L' inizio di questa “Storia dell’endoscopia digestiva in Italia” si colloca in quel 1968 foriero di tante novità e di grandi cambiamenti.
Tocca all’Italia il compito di organizzare il Secondo Congresso mondiale di Endoscopia Digestiva, un compito sicuramente impegnativo per quei tempi sia per la mancanza di strutture idonee, sia per lo scarso numero di praticanti e fruitori di una specialità ancora pressocché sconosciuta.
Il primo congresso mondiale si era tenuto a Tokyo nel 1966 e vi avevano partecipato pochissimi italiani che avevano riportato a casa la notizia di nuove metodiche endoscopiche e qualche strumento per quei tempi rivoluzionario.

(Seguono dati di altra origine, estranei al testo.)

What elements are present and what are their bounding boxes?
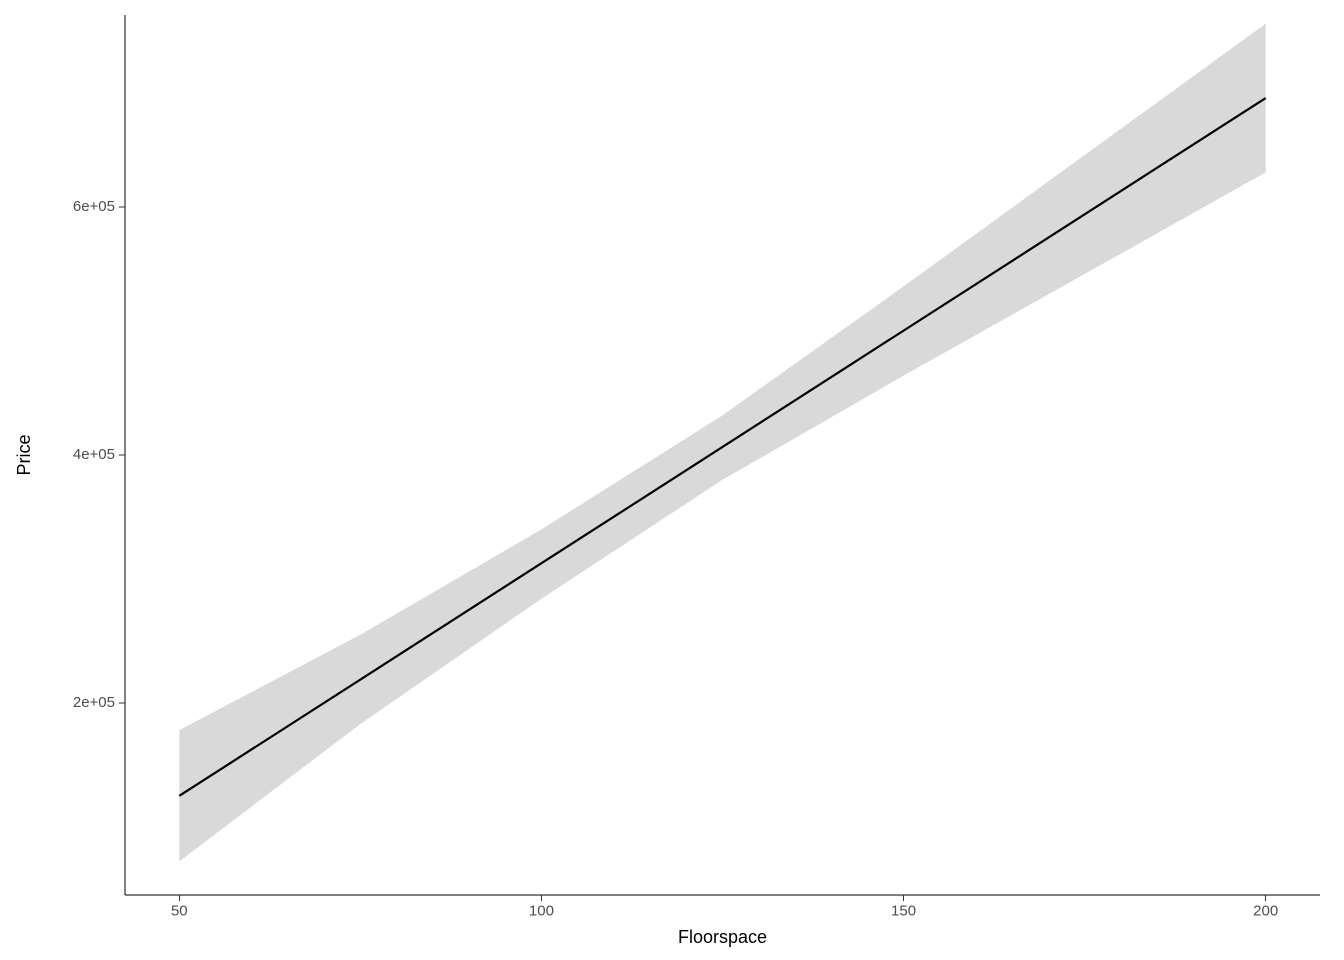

Cominciavano a diffondersi i primi fibroscopi che sembravano promettere grandi progressi ma che in realtà non consentivano ancora di superare i confini imposti dagli strumenti rigidi o semirigidi.
Fu certamente nel 1970 al Congresso di Roma e Copenhagen (il proseguimento in quella sede era stato imposto da opportunità di politica societaria) che ci si rese conto con stupore delle enormi potenzialità dell’endoscopia: il duodeno, la papilla di Vater con accesso alle vie biliopancreatiche, e tutto il colon si aprivano all’osservazione diretta, integrata quando necessario dalla biopsia.
Il progresso rispetto alle possibilità diagnostiche di quel tempo, basate esclusivamente sulla radiologia tradizionale, era veramente incredibile. Chi ebbe l’opportunità di assistere direttamente alle presentazioni di fotografie o filmati che documentavano la fattibilità di una colonscopia totale o di un cateterismo della papilla di Vater, comprese subito le potenzialità dell’endoscopia. Sulla base di questo convincimento molti decisero di dedicarsi interamente a questa nuova specializzazione raccogliendo in seguito molte soddisfazioni, ma scontrandosi con difficoltà organizzative spesso insuperabili e con frustranti incomprensioni.
Giustamente l’infaticabile Felice Cosentino e Luciano Ragno, valente giornalista da sempre vicino al mondo medico, iniziano da qui la loro opera raccontando con dovizia di dettagli il lento diffondersi nel nostro Paese delle nuove metodiche, la progressiva crescita dei Centri e degli uomini che vi lavorano, la nascita di Scuole che fungono da punti di riferimento per chi muove i primi passi in questa specialità tutta da inventare.
Gustosi aneddoti rendono piacevole la lettura di un testo che è anche una cronaca molto precisa della vita della Società Italiana di Endoscopia Digestiva fin dalla sua fondazione, dei congressi che si susseguono regolarmente diffondendo la conoscenza delle nuove tecniche e dei risultati conseguibili con una insostituibile funzione di stimolo basata sull’incontro e sulla trasmissione diretta delle conoscenze. Il capitolo dedicato “ai testimoni del tempo” aggiunge, pur nella soggettività dei vissuti e delle opinioni, ulteriori dettagli e notizie di prima mano che in una storia scritta seguendo i canoni tradizionali non avrebbero trovato alcuna accoglienza.
Per chiudere non poteva mancare un ritratto dei cinquantenni del 2000 che stanno vivendo in pieno la rivoluzione diagnostica e terapeutica della nuova Medicina, impegnati nel perfezionamento delle tecniche endoscopiche e proiettati verso prestigiosi traguardi.